Publikacja prowokuje, wynikające z charakteru tej twórczości, pytanie o autonomię tekstu wobec inscenizacji. Pojawiało się ono szczególnie dobitnie ze względu na rodzaj ścisłej współpracy autora z reżyserką, tu dodatkowo sankcjonuje je wpływ zespołu aktorskiego Starego Teatru na proces twórczy dramatopisarza.

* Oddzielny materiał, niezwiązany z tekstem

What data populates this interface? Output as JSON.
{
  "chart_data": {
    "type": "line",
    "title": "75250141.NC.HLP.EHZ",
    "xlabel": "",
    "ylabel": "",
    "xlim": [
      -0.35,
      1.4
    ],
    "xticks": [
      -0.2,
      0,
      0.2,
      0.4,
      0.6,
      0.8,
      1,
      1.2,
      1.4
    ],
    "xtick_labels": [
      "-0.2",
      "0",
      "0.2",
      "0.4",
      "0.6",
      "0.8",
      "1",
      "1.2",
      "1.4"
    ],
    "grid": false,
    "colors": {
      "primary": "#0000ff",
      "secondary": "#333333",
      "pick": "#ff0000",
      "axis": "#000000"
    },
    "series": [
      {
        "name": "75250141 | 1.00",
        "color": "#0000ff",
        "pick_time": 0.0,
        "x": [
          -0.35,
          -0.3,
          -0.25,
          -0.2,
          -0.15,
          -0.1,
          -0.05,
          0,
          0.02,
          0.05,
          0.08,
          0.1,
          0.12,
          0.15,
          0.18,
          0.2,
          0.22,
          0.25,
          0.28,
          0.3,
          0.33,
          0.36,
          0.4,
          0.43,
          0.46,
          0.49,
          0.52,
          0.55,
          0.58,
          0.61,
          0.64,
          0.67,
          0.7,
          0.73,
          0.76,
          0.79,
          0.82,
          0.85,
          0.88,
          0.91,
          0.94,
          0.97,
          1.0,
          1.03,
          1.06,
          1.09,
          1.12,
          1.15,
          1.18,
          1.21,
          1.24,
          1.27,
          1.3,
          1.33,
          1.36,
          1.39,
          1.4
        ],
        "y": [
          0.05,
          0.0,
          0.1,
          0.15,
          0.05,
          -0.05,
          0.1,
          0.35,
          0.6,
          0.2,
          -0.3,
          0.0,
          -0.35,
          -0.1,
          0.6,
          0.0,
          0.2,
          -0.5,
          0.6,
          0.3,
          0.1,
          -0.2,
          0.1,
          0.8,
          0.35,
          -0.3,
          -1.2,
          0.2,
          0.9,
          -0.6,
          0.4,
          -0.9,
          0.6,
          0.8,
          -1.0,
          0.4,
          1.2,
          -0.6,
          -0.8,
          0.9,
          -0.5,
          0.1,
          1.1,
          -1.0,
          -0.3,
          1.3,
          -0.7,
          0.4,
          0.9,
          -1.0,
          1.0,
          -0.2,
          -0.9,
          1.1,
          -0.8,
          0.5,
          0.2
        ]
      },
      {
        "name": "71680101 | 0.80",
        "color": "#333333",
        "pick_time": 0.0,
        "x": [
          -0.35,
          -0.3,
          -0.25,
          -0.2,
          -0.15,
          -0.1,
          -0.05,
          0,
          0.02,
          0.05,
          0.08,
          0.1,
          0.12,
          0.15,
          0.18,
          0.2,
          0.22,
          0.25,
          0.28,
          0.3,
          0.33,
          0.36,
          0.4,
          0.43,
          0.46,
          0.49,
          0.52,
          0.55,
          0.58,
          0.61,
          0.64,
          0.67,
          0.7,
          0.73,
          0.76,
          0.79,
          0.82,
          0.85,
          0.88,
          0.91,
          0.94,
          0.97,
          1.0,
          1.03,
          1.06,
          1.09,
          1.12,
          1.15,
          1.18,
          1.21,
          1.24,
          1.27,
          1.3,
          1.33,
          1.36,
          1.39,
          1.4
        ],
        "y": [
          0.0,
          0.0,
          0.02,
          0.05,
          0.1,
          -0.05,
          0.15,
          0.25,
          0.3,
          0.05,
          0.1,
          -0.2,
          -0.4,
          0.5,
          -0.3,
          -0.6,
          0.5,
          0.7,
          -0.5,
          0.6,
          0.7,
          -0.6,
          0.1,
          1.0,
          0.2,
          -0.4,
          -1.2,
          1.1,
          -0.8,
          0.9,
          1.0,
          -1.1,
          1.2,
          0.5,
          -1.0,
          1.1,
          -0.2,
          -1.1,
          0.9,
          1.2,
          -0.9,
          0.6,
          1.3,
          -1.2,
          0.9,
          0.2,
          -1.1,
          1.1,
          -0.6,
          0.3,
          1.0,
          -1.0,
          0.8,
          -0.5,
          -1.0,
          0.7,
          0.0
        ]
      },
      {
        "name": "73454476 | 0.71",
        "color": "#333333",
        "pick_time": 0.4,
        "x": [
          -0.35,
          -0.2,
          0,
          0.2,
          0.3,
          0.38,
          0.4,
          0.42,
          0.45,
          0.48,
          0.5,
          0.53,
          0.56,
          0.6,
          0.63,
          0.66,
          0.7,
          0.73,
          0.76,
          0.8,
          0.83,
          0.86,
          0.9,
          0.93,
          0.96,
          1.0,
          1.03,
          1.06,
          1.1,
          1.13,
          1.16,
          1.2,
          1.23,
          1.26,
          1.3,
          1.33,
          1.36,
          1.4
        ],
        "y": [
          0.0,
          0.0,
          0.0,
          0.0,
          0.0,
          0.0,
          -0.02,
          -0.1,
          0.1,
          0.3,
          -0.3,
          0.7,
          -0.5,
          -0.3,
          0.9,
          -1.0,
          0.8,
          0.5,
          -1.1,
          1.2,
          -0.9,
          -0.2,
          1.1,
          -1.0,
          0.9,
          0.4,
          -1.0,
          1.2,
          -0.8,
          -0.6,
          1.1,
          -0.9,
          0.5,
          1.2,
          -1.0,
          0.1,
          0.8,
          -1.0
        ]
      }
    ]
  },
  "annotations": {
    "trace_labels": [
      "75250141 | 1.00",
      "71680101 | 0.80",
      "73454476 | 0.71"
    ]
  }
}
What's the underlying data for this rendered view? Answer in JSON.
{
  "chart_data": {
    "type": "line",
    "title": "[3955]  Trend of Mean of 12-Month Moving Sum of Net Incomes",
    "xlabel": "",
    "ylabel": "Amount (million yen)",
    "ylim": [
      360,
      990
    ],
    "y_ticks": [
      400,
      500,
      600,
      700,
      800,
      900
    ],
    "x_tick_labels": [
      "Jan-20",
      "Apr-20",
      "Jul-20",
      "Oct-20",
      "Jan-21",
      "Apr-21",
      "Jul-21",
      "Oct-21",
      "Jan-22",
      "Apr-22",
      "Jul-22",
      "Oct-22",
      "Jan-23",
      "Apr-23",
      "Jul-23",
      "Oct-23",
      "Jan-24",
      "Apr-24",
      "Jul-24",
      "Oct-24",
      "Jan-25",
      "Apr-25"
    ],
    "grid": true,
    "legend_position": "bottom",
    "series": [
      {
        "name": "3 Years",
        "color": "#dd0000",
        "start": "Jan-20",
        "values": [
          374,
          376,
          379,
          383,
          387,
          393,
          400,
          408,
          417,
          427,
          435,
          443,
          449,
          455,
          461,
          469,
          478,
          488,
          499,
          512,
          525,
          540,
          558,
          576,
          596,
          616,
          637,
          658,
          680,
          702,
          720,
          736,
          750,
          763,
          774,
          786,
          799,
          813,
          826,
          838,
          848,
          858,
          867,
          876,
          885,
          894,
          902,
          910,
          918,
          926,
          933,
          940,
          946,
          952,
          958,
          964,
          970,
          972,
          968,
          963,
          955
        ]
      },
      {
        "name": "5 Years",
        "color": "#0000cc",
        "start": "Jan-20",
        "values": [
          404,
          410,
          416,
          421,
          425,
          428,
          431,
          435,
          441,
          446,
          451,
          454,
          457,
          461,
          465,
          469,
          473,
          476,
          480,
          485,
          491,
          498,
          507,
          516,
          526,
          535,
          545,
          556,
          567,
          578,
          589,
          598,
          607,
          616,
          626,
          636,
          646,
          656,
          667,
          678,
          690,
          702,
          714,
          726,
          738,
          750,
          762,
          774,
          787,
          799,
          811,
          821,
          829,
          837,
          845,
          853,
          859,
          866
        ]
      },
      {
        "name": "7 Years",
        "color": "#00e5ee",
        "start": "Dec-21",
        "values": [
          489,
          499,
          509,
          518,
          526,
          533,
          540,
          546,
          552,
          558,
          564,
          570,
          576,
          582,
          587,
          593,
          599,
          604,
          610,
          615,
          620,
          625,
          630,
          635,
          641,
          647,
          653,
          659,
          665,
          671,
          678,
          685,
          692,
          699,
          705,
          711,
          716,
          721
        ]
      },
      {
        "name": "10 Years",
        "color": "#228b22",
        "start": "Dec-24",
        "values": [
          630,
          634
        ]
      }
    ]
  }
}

Demirski, podobnie jak w Parafrazach, na okładce sugeruje przynależność gatunkową publikowanych dramatów i tak samo jak w przypadku pierwszego zbioru pokazuje ich silną zależność od sceny. Podkreśla to również Agata Dąbek we wprowadzającym artykule, zaznaczając, że autor nazywa swoje utwory „tekstami” albo „przedstawieniami”. Metodą pisarską Demirskiego jest praca nad fragmentami scenariusza – jego sztuki nie powstają jako całe, skończone dramaty, a do tego przygotowywane są „pod” konkretne wykonanie. Z zamieszczonych w książce wywiadów z aktorami wynika, że Demirski pisząc, współpracuje nie tylko ze Strzępką, lecz także z nimi. Sytuacja taka ma miejsce w odniesieniu i do poszczególnych postaci literackich, które kształtowane są z uwzględnieniem wykonawcy, i do zespołu. Potwierdzeniem nieautonomiczności sztuk „dla Starego Teatru” mogłaby być też niechęć Demirskiego do pomysłu wydania książki. Dąbek przyznaje, że musiała przekonywać go do tego gestu – rozrywającego, wydawałoby się, organiczny związek tych sztuk ze sceną. W zamieszczonym w tomie wywiadzie dramatopisarz wyraźnie sugeruje czytelnikowi, że spektakl jest tutaj dominantą, zaś lektura aktem wtórnym, „wracaniem do dramatu” po spektaklu, jak mówi. Warto dodać, że z wyjątkiem Jeńczyny, której premiera odbyła się z opóźnieniem spowodowanym sytuacją pandemiczną, wszystkie te przedstawienia pozostawały wówczas w repertuarze krakowskiego teatru. Publikacja sprawia jednak, że ich „scenariusze” wkraczają w sferę komunikacji czytelniczej i jako takie nabierają autonomii. Ponadto redaktorka i aktorzy Starego zgodnie zauważają, że Demirski rzadziej bywa na próbach, co sugerowałoby, że autor coraz bardziej tylko inspiruje się rozmowami z nimi czy reżyserką.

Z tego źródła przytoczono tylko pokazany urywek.